Greenhouse Gas Protocol Sharpens Scope 3 and Adds Category 16
The latest GHG Protocol update gives preparers a clearer view of what the Scope 3 revision is starting to prioritise. The draft points to a more prescriptive model for boundaries, data quality and investment-related emissions, even though the current standard remains unchanged for now.

Greenhouse Gas Protocol has published Scope 3 Standard Revisions: Phase 1 Progress Update, a March 2026 paper summarising draft revisions to the Corporate Value Chain (Scope 3) Accounting and Reporting Standard. The paper sets out draft proposals on boundary setting, data quality and investment reporting, indicating the likely direction of the revision.
The central issue in the sources is clearer boundary setting: what companies would have to report, what could remain optional and how that distinction would be disclosed.
The Current Standard And the Update Process
The current Corporate Value Chain (Scope 3) Standard was released in 2011. GHG Protocol describes it as the only internationally accepted method for companies to account for these types of value chain emissions, across 15 upstream and downstream categories.
The new paper sits within the wider revision of the GHG Protocol corporate suite. The process began in 2024, and the progress update says it is being implemented with the International Organization for Standardization (ISO) to produce a harmonised set of international standards for corporate or organisation-level greenhouse gas accounting.
Status and Effect
GHG Protocol says the document was released for transparency after approval by the Independent Standards Board (ISB). Its content remains draft, is subject to change and has not yet entered public consultation, so the existing standards and guidance continue to apply until revised materials are issued.
What Phase 1 Covers
Phase 1 is grouped into three series. Series A covers data quality and related topics. Series B covers boundary setting, including a new category 16 for other value chain activities. Series C covers classification and reporting requirements for investments in category 15.
On data quality, the draft would require Scope 3 emissions to be disaggregated by data type and would introduce reporting on whether Scope 3 data was verified by a third party. The paper also adds draft guidance on emission factors, data-specificity goals and data-quality improvement targets.
On boundaries, the draft would require companies reporting in conformance with the revised standard to account for and report at least 95% of total required Scope 3 emissions.
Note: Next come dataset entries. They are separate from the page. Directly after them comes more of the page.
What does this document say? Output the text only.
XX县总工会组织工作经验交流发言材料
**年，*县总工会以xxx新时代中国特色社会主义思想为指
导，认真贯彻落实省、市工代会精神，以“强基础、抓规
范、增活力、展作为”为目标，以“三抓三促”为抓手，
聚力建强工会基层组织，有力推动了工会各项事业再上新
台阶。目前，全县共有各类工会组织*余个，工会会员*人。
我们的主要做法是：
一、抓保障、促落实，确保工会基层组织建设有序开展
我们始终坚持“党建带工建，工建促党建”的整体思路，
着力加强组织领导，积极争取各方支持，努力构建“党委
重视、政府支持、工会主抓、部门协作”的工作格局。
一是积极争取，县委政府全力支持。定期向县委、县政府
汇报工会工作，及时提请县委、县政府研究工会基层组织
Up to 5% of total required emissions could be excluded, with a de minimis clause inside that threshold. Required and optional emissions would also have to be reported separately. The paper notes that category-specific required and optional boundaries are still being considered in Phase 2.
The proposed new category 16 would cover other value chain activities not captured in categories 1 to 15, including facilitated activities. GHG Protocol links this to business models in which the reporting company earns transactional income without buying, selling or owning the underlying activity. It also says most category 16 sub-categories would be optional and disclosed separately from required Scope 3 emissions, while the full list is still being developed.
Investments and Financial Activities
The draft would also change category 15. According to the paper, category 15 would apply to all companies with investments and to investment managers with discretionary control, not only to financial institutions. All investments listed in category 15 would become required, and the proposed minimum boundary would include an investee’s scope 1, scope 2 and required scope 3 emissions. Companies would also have to disclose the percentage of total carrying value covered by reported category 15 emissions.
At the same time, insurance-associated activities, underwriting, issuance and other financial services would move to category 16 and remain optional under the current draft.
Practical Meaning for Preparers
For preparers, the main practical implication of the draft is classification. The proposals would expand category 15, create category 16 for other value chain activities, including facilitated activities, and draw a clearer distinction between required and optional Scope 3 emissions. If taken forward, that would make classification a key judgement area in determining which emissions fall within required reporting.
The second implication is data and evidence. The proposed model would require disaggregation by data type, disclosure of third-party verification status, justification of exclusions and, for category 15, disclosure of the percentage of total carrying value covered by reported emissions. Where category 16 emissions are reported using third-party standards, frameworks or legislation, the draft also indicates that the methodology source used would need to be disclosed.
The third implication is disclosure structure. Separate reporting of required and optional Scope 3 emissions would place more emphasis on how boundary choices, exclusions and methodological references are presented in disclosure.
What to Watch Next
The next signal will be procedural as well as technical. The March 2026 paper has not yet entered public consultation, so the first point to watch is how these Phase 1 proposals appear in a future consultation draft.
After that, the main watchpoints are the areas the paper itself leaves open: the category-specific required and optional boundaries still being considered in Phase 2, the final definition and sub-categories of category 16, and the final treatment of investments and other financial activities across categories 15 and 16. Until revised standards and guidance are issued, the 2011 Scope 3 Standard continues to apply.